Au Cameroun, avec le projet soutenu par la FES, la FECASE, la FESER et le SYNTESPRIC sont résolus à agir conjointement pour la revitalisation des syndicats, en tenant compte des nouvelles réalités politiques et sociales, et en remettant en question leur rôle et leur organisation interne.
Pour mener à bien cette tâche difficile, les syndicats de l’éducation camerounais entendent s’appuyer sur les recommandations issues de « La syndicalisation des enseignant·e·s : développer le pouvoir de la profession », l’étude réalisée en 2018 par les professeurs Bascia et Stevenson, pour le compte de l’Internationale de l’Education, et visant à améliorer l’image et l’efficacité des syndicats.
Les syndicats de l’éducation camerounais sont également déterminés à fournir un espace adéquat pour :
- Les jeunes membres et les femmes.
- Toutes les catégories de personnel, y compris les enseignant·e·s, les personnels de soutien à l’éducation, les travailleur·euse·s sous contrat et le personnel des écoles privées.
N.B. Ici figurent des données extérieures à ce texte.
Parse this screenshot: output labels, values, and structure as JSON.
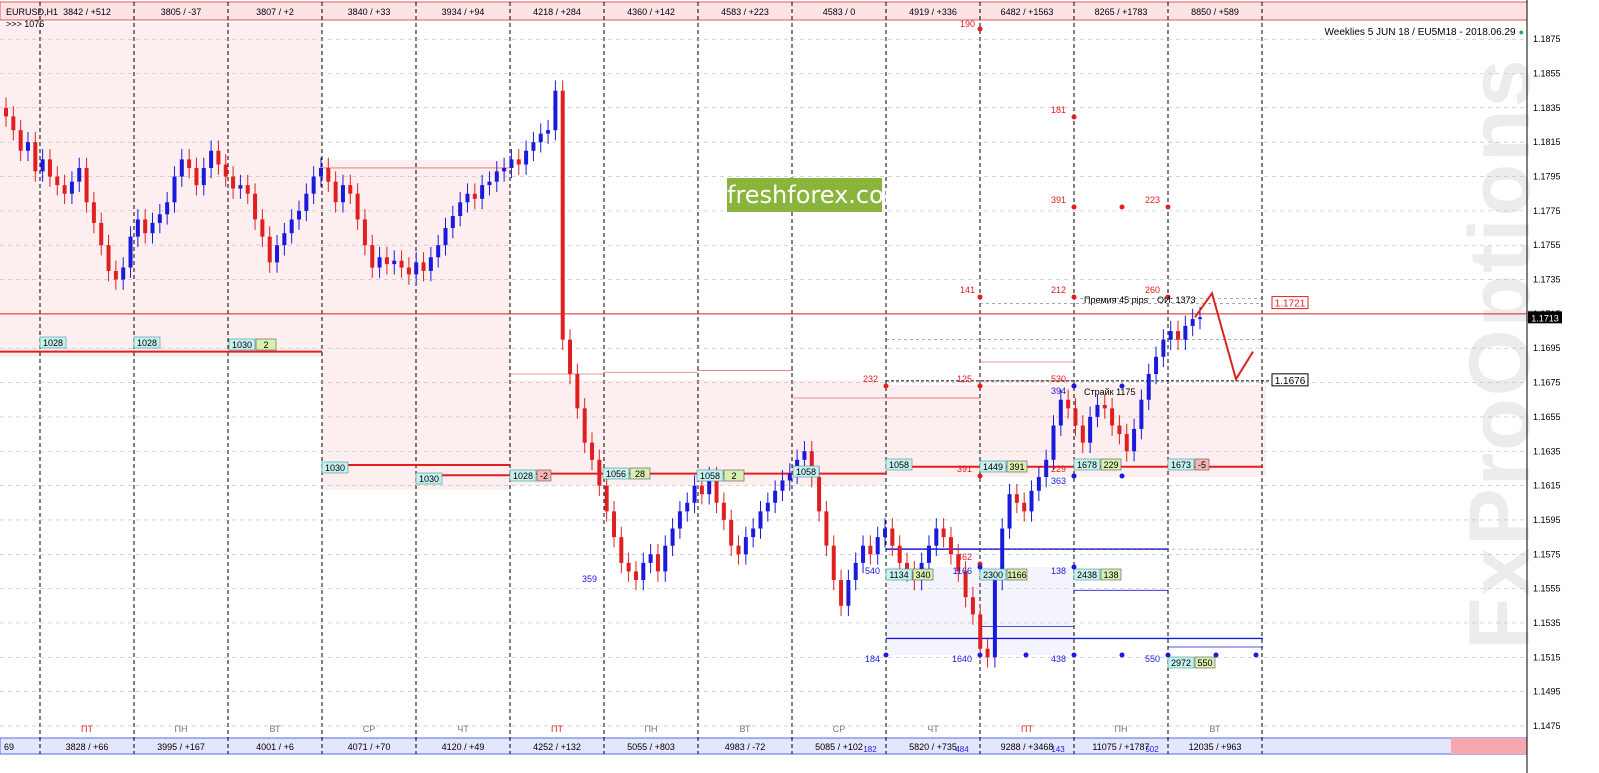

- Toutes les composantes du syndicat, y compris les sections régionales et locales.
Parmi les activités syndicales prévues, il y aura :
- Un atelier national pour établir un diagnostic et des réponses alternatives concernant les pratiques syndicales dans le secteur de l’éducation.
- Un atelier national pour identifier les besoins réels des enseignant·e·s afin d’améliorer la planification de l’action syndicale.
- Des ateliers régionaux de renforcement des capacités pour les dirigeant·e·s syndicaux·les et les nouveaux membres au sein de cinq coordinations régionales sur les thèmes suivants : dialogue social, transparence et démocratie interne, leadership dans les coordinations syndicales régionales.